2. Das Fluchen weltweit

2.1 Malediktologie

Die Malediktologie ist die Wissenschaft über das Fluchen und den Gebrauch der Schimpfwörter. Sie ist ein relativ junger Zweig der Psycholinguistik. Obwohl Flüche, Beschimpfungen und Beleidigungen schon immer einen relativ großen Platz in unserem täglichen Sprachgebrauch eingenommen haben, wurden sie in der Forschung lange vernachlässigt. In einer Zeit, in der selbst im Bundestagsprotokoll[1] Schimpfwörter häufiger vorkommen, ändert sich dies allmählich. Ich stelle einige Befunde internationaler Wissenschaftler vor, die das belegen.

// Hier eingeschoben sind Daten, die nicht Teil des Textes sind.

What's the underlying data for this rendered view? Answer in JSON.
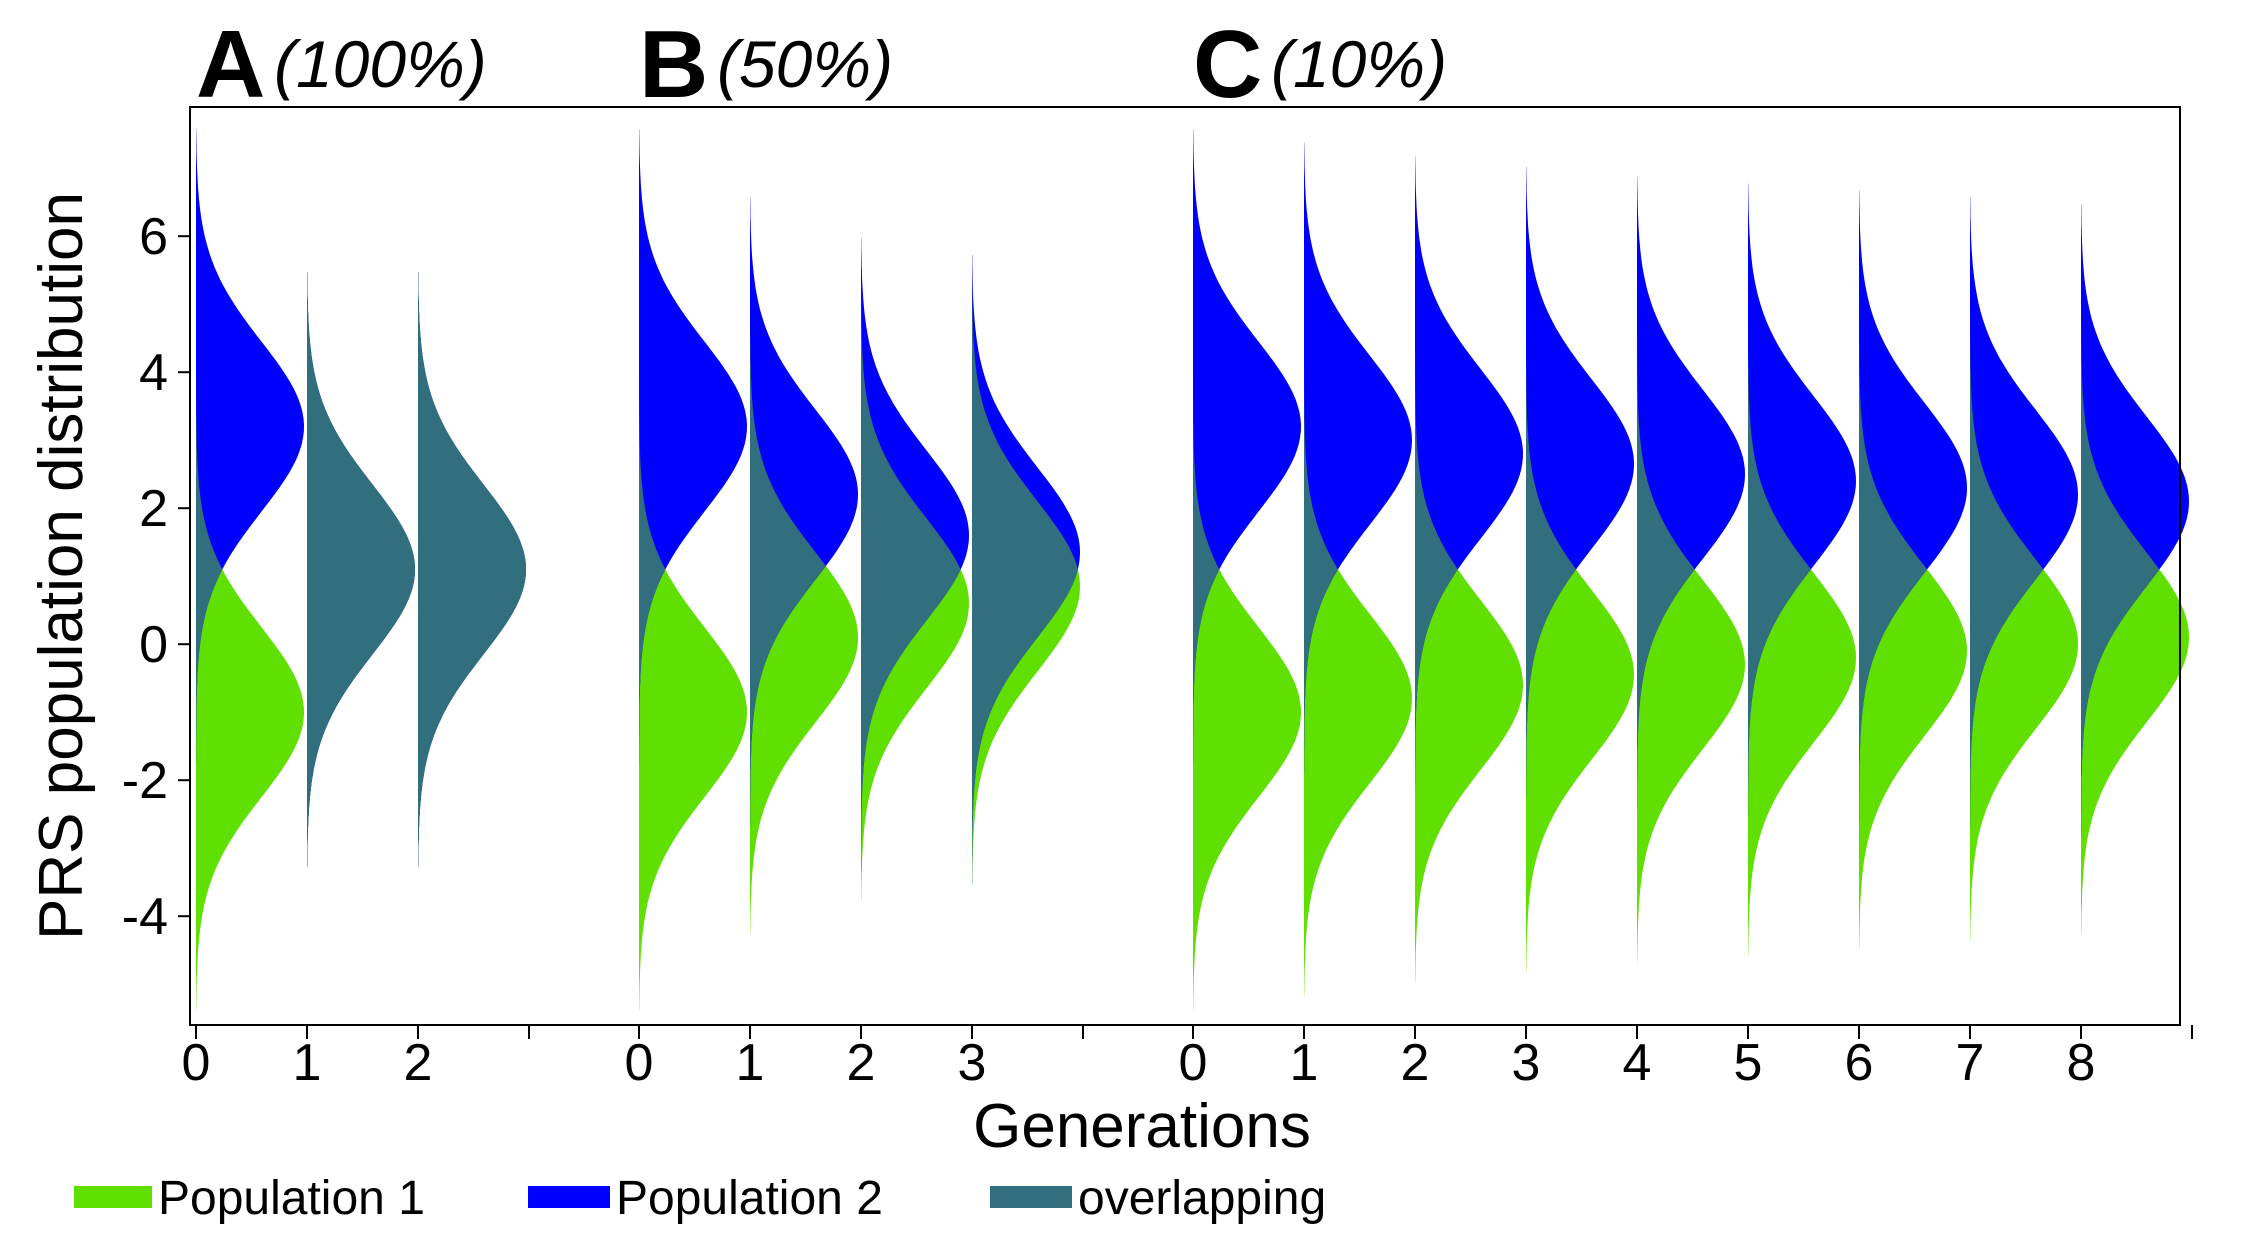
{
  "chart_data": {
    "type": "violin",
    "title": "",
    "xlabel": "Generations",
    "ylabel": "PRS population distribution",
    "ylim": [
      -5.6,
      7.9
    ],
    "yticks": [
      6,
      4,
      2,
      0,
      -2,
      -4
    ],
    "colors": {
      "population_1": "#5fe000",
      "population_2": "#0000ff",
      "overlapping": "#316f7f",
      "frame": "#000000"
    },
    "legend": [
      {
        "key": "population_1",
        "label": "Population 1"
      },
      {
        "key": "population_2",
        "label": "Population 2"
      },
      {
        "key": "overlapping",
        "label": "overlapping"
      }
    ],
    "panels": [
      {
        "letter": "A",
        "pct": "(100%)",
        "generations": [
          {
            "gen": "0",
            "mean_pop1": -1.0,
            "mean_pop2": 3.2,
            "half_width": 1.9
          },
          {
            "gen": "1",
            "mean_pop1": 1.1,
            "mean_pop2": 1.1,
            "half_width": 1.9
          },
          {
            "gen": "2",
            "mean_pop1": 1.1,
            "mean_pop2": 1.1,
            "half_width": 1.9
          }
        ]
      },
      {
        "letter": "B",
        "pct": "(50%)",
        "generations": [
          {
            "gen": "0",
            "mean_pop1": -1.0,
            "mean_pop2": 3.2,
            "half_width": 1.9
          },
          {
            "gen": "1",
            "mean_pop1": 0.1,
            "mean_pop2": 2.2,
            "half_width": 1.9
          },
          {
            "gen": "2",
            "mean_pop1": 0.6,
            "mean_pop2": 1.6,
            "half_width": 1.9
          },
          {
            "gen": "3",
            "mean_pop1": 0.85,
            "mean_pop2": 1.35,
            "half_width": 1.9
          }
        ]
      },
      {
        "letter": "C",
        "pct": "(10%)",
        "generations": [
          {
            "gen": "0",
            "mean_pop1": -1.0,
            "mean_pop2": 3.2,
            "half_width": 1.9
          },
          {
            "gen": "1",
            "mean_pop1": -0.8,
            "mean_pop2": 3.0,
            "half_width": 1.9
          },
          {
            "gen": "2",
            "mean_pop1": -0.6,
            "mean_pop2": 2.8,
            "half_width": 1.9
          },
          {
            "gen": "3",
            "mean_pop1": -0.45,
            "mean_pop2": 2.65,
            "half_width": 1.9
          },
          {
            "gen": "4",
            "mean_pop1": -0.3,
            "mean_pop2": 2.5,
            "half_width": 1.9
          },
          {
            "gen": "5",
            "mean_pop1": -0.2,
            "mean_pop2": 2.4,
            "half_width": 1.9
          },
          {
            "gen": "6",
            "mean_pop1": -0.1,
            "mean_pop2": 2.3,
            "half_width": 1.9
          },
          {
            "gen": "7",
            "mean_pop1": 0.0,
            "mean_pop2": 2.2,
            "half_width": 1.9
          },
          {
            "gen": "8",
            "mean_pop1": 0.1,
            "mean_pop2": 2.1,
            "half_width": 1.9
          }
        ]
      }
    ]
  }
}
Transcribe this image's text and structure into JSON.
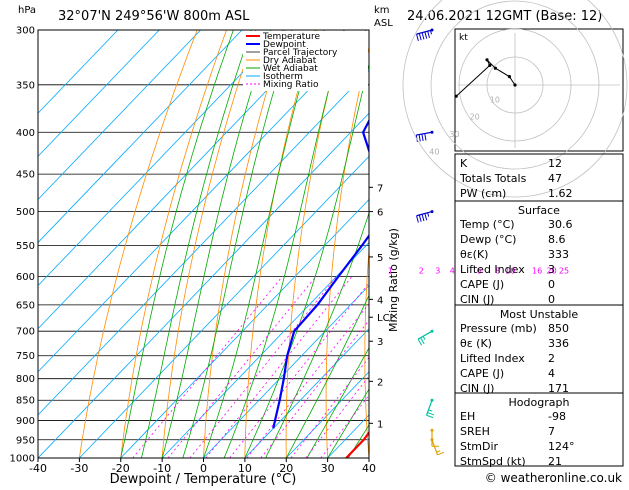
{
  "header": {
    "units_hpa": "hPa",
    "location": "32°07'N  249°56'W  800m  ASL",
    "units_km": "km",
    "units_asl": "ASL",
    "datetime": "24.06.2021  12GMT  (Base: 12)"
  },
  "footer": {
    "credit": "© weatheronline.co.uk"
  },
  "colors": {
    "temperature": "#ff0000",
    "dewpoint": "#0000ff",
    "parcel": "#a0a0a0",
    "dry_adiabat": "#ff8c00",
    "wet_adiabat": "#00aa00",
    "isotherm": "#00aaff",
    "mixing_ratio": "#ff00ff",
    "wind_barb": "#00c0c0"
  },
  "chart_data": [
    {
      "type": "line",
      "subtype": "skew-t log-p",
      "xlabel": "Dewpoint / Temperature (°C)",
      "ylabel_right": "Mixing Ratio (g/kg)",
      "x_ticks": [
        -40,
        -30,
        -20,
        -10,
        0,
        10,
        20,
        30,
        40
      ],
      "p_ticks": [
        300,
        350,
        400,
        450,
        500,
        550,
        600,
        650,
        700,
        750,
        800,
        850,
        900,
        950,
        1000
      ],
      "pressure_range": [
        1000,
        300
      ],
      "x_range": [
        -40,
        40
      ],
      "km_ticks": [
        {
          "label": "7",
          "p": 467
        },
        {
          "label": "6",
          "p": 500
        },
        {
          "label": "5",
          "p": 568
        },
        {
          "label": "4",
          "p": 640
        },
        {
          "label": "LCL",
          "p": 673
        },
        {
          "label": "3",
          "p": 720
        },
        {
          "label": "2",
          "p": 806
        },
        {
          "label": "1",
          "p": 907
        }
      ],
      "mixing_ratio_labels": [
        {
          "label": "1",
          "t": 3
        },
        {
          "label": "2",
          "t": 10.5
        },
        {
          "label": "3",
          "t": 14.5
        },
        {
          "label": "4",
          "t": 18
        },
        {
          "label": "6",
          "t": 24.5
        },
        {
          "label": "8",
          "t": 29
        },
        {
          "label": "10",
          "t": 32
        },
        {
          "label": "16",
          "t": 38.5
        },
        {
          "label": "20",
          "t": 42
        },
        {
          "label": "25",
          "t": 45
        }
      ],
      "legend": [
        "Temperature",
        "Dewpoint",
        "Parcel Trajectory",
        "Dry Adiabat",
        "Wet Adiabat",
        "Isotherm",
        "Mixing Ratio"
      ],
      "legend_position": "top",
      "series": [
        {
          "name": "Temperature",
          "points": [
            [
              1000,
              34.5
            ],
            [
              950,
              34.5
            ],
            [
              900,
              33.5
            ],
            [
              850,
              30.6
            ],
            [
              800,
              26.5
            ],
            [
              750,
              22
            ],
            [
              700,
              17.5
            ],
            [
              650,
              12.5
            ],
            [
              600,
              7.5
            ],
            [
              550,
              2
            ],
            [
              500,
              -3.5
            ],
            [
              450,
              -9.5
            ],
            [
              400,
              -16
            ],
            [
              350,
              -24
            ],
            [
              300,
              -33
            ]
          ]
        },
        {
          "name": "Dewpoint",
          "points": [
            [
              920,
              10
            ],
            [
              900,
              8.6
            ],
            [
              850,
              5
            ],
            [
              800,
              1
            ],
            [
              750,
              -3.5
            ],
            [
              700,
              -7.5
            ],
            [
              650,
              -8
            ],
            [
              600,
              -9.5
            ],
            [
              550,
              -11
            ],
            [
              500,
              -13
            ],
            [
              450,
              -24
            ],
            [
              400,
              -37
            ],
            [
              350,
              -42
            ],
            [
              300,
              -51
            ]
          ]
        },
        {
          "name": "Parcel Trajectory",
          "points": [
            [
              850,
              30.6
            ],
            [
              800,
              24
            ],
            [
              750,
              17.5
            ],
            [
              700,
              11
            ],
            [
              673,
              8
            ],
            [
              650,
              6.5
            ],
            [
              600,
              3
            ],
            [
              550,
              -1
            ],
            [
              500,
              -5.5
            ],
            [
              450,
              -11
            ],
            [
              400,
              -17.5
            ],
            [
              350,
              -25.5
            ],
            [
              300,
              -35
            ]
          ]
        }
      ]
    },
    {
      "type": "scatter",
      "subtype": "hodograph",
      "unit_label": "kt",
      "ring_labels": [
        "10",
        "20",
        "30",
        "40"
      ],
      "points": [
        [
          0,
          0
        ],
        [
          -2,
          3
        ],
        [
          -7,
          6
        ],
        [
          -10,
          9
        ],
        [
          -9,
          7
        ],
        [
          -21,
          -4
        ]
      ]
    }
  ],
  "wind_barbs": [
    {
      "p": 300,
      "dir": 255,
      "speed": 45
    },
    {
      "p": 400,
      "dir": 260,
      "speed": 40
    },
    {
      "p": 500,
      "dir": 255,
      "speed": 35
    },
    {
      "p": 700,
      "dir": 240,
      "speed": 15
    },
    {
      "p": 850,
      "dir": 200,
      "speed": 15
    },
    {
      "p": 925,
      "dir": 180,
      "speed": 10
    },
    {
      "p": 950,
      "dir": 160,
      "speed": 5
    }
  ],
  "indices": {
    "rows": [
      {
        "label": "K",
        "value": "12"
      },
      {
        "label": "Totals Totals",
        "value": "47"
      },
      {
        "label": "PW (cm)",
        "value": "1.62"
      }
    ]
  },
  "surface": {
    "title": "Surface",
    "rows": [
      {
        "label": "Temp (°C)",
        "value": "30.6"
      },
      {
        "label": "Dewp (°C)",
        "value": "8.6"
      },
      {
        "label": "θε(K)",
        "value": "333"
      },
      {
        "label": "Lifted Index",
        "value": "3"
      },
      {
        "label": "CAPE (J)",
        "value": "0"
      },
      {
        "label": "CIN (J)",
        "value": "0"
      }
    ]
  },
  "most_unstable": {
    "title": "Most Unstable",
    "rows": [
      {
        "label": "Pressure (mb)",
        "value": "850"
      },
      {
        "label": "θε (K)",
        "value": "336"
      },
      {
        "label": "Lifted Index",
        "value": "2"
      },
      {
        "label": "CAPE (J)",
        "value": "4"
      },
      {
        "label": "CIN (J)",
        "value": "171"
      }
    ]
  },
  "hodograph_table": {
    "title": "Hodograph",
    "rows": [
      {
        "label": "EH",
        "value": "-98"
      },
      {
        "label": "SREH",
        "value": "7"
      },
      {
        "label": "StmDir",
        "value": "124°"
      },
      {
        "label": "StmSpd (kt)",
        "value": "21"
      }
    ]
  }
}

Reinhold Aman, 1936 in Bayern geboren, promovierter Mediävist und Philologe, gründete 1976 die Fluch-Zeitschrift Maledicta - The International Journal of Verbal Aggression, die in bereits 75 Ländern einen festen Leserkreis hat[2]. Das Motto seiner Zeitung ist „Die Leute sagen es - und wir drucken es“, so widerwärtig es auch sein möge. 1996 behauptete Aman in einem Interview in der Schweizer Sonntagszeitung[3], dass man das Wertesystem einer Kultur an deren Fluchmanieren erkennen könne. „Man sieht genau, was in dieser Kultur als gut, als nobel, als ideal, als schön, als richtig gilt“ - spätestens dann, wenn einer aus der Reihe tanzt. Der wird dann in jeder Sprache und in jedem Dialekt jeweils anders angeflucht. Und dabei werden stets die größten Tabus der Kultur gebrochen. Offensichtlich ist die Malediktologie auch ein Zweig der deskriptiven Linguistik, denn sie widmet sich allen Wörtern und Redewendungen, die in der Gesellschaft als obszön, gotteslästerlich oder beleidigend gelten, über die lange in der Wissenschaft geschwiegen wurde, die aber genauso zu unserer Sprache gehören wie alle anderen Äußerungen auch. Alles, was Menschen, so unterschiedlich sie auch sein mögen, sagen, wenn sie durch das Schimpfen emotional Dampf ablassen, findet in der Malediktologie die Beachtung, die es verdient. Während sich nach Aman der Mediziner mit Deformationen des menschlichen Körpers, z. B. Geschwüren beschäftigt, setzt sich der Malediktologe mit den Deformationen der Sprache auseinander. Die beiden Berufe unterscheiden sich für Aman vor allem im Sozialstatus[4].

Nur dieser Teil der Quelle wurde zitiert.